Retina samples have been prepared from 3 week and 6 week mice. The eyes were bisected equatorially and the entire retina was removed under the dissecting microscope. Following completion of trypsin digestion, retinal vessels were flattened by four radial cuts and mounted on glass slides. The bright field images (shown above) were acquired with a TiE Nikon inverted microscope. The total number of endothelial cells and pericytes were detected and counted using a marker based watershed segmentation algorithm. The location of foreground markers (cells) is detected using the center and surround method and the background markers were computed by watershed detection on the resulted binary mask. Then the gradient of the images(d) is calculated and modified to enforce local minima in foreground and background objects(e). The watershed transform of the modified gradient image is computed as the binary mask containing the objects(f).

Retinal Vasculature Feature Extraction

After the mice had reached either 3 or 6 weeks of age, they were sacrificed and the retinas were extracted. The retinal wholemounts obtained were stained with anti-PECAM-1 antibody to allow for imaging. They were incubated with rabbit anti-PECAM-1 at 4°C overnight. The retinas were washed with PBS, and incubated with Alexa 594 goat-anti-rabbit for 2 hours at room temperature. This staining allows for fluorescence imaging of the retinal vasculature using a green excitation and red emission filter pair. Finally, the retinas were washed four times with PBS at 30 minutes each, and mounted on a slide using a mixture of PBS and glycerol.

The fractal dimension of the vasculature was determined using the box counting method. In this method, the original image is divided up into smaller regions, and the number of these smaller regions containing part of the vasculature is counted. This process is repeated for many sizes of small regions, and the relationship between the size of the regions and the number required to cover the vasculature was determined. This relationship is then fit to a power law using least squares regression, and the resulting exponent is recorded a my-4s the fractal dimension.

The location of points of overlap and branching between vessels was determined by first reducing all vessels to a pixel width of 1, using morphological thinning. Then, the branch points of the thinned vasculature are found by looking at each individual pixel’s immediate neighborhood for areas of background and vasculature.

The vessel caliber is determined as the average width of a vessel throughout the vasculature. To extract this feature, the vasculature is first thinned and the location of branch points determined (see points of overlap). Then, in areas of the image which are part of the thinned vasculature, but not near a branch point, a small sub-region is selected. This sub-region is rotated by 90° to obtain a line normal to the vessel in the same sub-region. The sum of the overlap of this line with the original vasculature in the same sub-region is recorded as the vessel width at the current point. This process is then repeated for all pixels which meet the above criteria, and the average of these values is the vessel caliber.

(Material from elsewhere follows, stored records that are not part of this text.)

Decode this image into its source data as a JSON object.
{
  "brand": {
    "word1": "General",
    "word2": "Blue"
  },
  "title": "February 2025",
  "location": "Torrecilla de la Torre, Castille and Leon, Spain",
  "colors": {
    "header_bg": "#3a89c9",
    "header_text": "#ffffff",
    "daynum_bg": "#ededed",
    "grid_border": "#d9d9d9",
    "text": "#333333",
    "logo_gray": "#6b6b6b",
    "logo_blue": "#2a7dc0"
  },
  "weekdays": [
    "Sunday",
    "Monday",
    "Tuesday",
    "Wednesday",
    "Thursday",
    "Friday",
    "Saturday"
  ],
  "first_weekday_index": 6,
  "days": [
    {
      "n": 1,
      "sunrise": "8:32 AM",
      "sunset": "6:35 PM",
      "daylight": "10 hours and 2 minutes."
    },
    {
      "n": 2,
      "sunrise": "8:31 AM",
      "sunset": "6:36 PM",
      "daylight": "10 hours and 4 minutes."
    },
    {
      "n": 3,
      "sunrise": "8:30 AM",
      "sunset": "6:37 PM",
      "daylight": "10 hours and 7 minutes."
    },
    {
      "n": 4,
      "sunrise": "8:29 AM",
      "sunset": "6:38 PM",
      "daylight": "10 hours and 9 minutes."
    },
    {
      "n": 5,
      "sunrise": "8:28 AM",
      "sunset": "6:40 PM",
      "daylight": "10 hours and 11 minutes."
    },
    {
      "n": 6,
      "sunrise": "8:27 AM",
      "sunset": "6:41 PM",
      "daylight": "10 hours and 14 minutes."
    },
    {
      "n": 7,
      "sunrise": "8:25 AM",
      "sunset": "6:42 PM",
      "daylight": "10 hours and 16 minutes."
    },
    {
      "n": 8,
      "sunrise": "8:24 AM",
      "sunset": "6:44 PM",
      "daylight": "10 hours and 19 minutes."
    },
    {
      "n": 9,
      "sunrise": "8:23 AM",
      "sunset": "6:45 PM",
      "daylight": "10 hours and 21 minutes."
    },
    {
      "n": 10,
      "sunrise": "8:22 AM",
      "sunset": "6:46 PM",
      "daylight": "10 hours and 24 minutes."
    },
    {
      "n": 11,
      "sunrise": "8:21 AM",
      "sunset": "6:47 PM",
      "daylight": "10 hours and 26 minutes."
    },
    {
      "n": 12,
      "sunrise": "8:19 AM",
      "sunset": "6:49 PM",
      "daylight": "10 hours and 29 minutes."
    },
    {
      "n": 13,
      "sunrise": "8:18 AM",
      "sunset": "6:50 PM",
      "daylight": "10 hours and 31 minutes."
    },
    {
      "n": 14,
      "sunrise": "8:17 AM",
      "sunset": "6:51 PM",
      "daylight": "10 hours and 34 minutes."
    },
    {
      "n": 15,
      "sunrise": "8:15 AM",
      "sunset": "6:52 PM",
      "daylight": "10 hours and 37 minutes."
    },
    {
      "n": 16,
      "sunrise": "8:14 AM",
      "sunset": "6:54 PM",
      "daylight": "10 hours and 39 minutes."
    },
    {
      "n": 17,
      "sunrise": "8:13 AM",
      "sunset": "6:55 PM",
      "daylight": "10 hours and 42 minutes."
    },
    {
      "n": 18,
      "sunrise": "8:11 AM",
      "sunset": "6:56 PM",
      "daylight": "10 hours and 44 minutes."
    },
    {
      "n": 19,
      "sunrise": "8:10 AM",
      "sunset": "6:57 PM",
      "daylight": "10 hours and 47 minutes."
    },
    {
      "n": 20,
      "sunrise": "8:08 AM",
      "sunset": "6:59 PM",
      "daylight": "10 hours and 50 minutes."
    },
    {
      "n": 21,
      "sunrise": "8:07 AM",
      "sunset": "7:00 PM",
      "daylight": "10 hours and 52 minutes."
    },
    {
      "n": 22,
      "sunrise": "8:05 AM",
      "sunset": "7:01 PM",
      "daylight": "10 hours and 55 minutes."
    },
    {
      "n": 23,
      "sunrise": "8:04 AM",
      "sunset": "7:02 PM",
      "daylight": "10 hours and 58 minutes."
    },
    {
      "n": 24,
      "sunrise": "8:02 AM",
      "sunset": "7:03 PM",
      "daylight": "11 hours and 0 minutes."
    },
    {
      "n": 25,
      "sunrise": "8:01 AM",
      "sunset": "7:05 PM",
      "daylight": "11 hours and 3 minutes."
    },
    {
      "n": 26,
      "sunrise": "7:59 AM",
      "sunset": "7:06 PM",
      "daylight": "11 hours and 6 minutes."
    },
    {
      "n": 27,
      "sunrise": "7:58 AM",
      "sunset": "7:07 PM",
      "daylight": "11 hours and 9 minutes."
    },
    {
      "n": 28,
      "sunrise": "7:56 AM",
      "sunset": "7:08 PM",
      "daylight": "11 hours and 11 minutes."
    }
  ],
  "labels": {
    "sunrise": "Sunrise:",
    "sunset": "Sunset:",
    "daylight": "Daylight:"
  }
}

Reconstruction and 3D rendering of the cryoimagers results and comparison

Representative 3D reconstructions of lungs from three groups (normoxic, normoxic + KCN, and Normoxic + PCP). Images were acquired form the cryoimager with the resolution of 40u in x, y and z directions and processed in matlab. From left to right, images shown are NADH, FAD, and mitochondrial redox ratio (RR). The bottom panel shows the histogram distribution of Redox ratio for the three lungs shown above.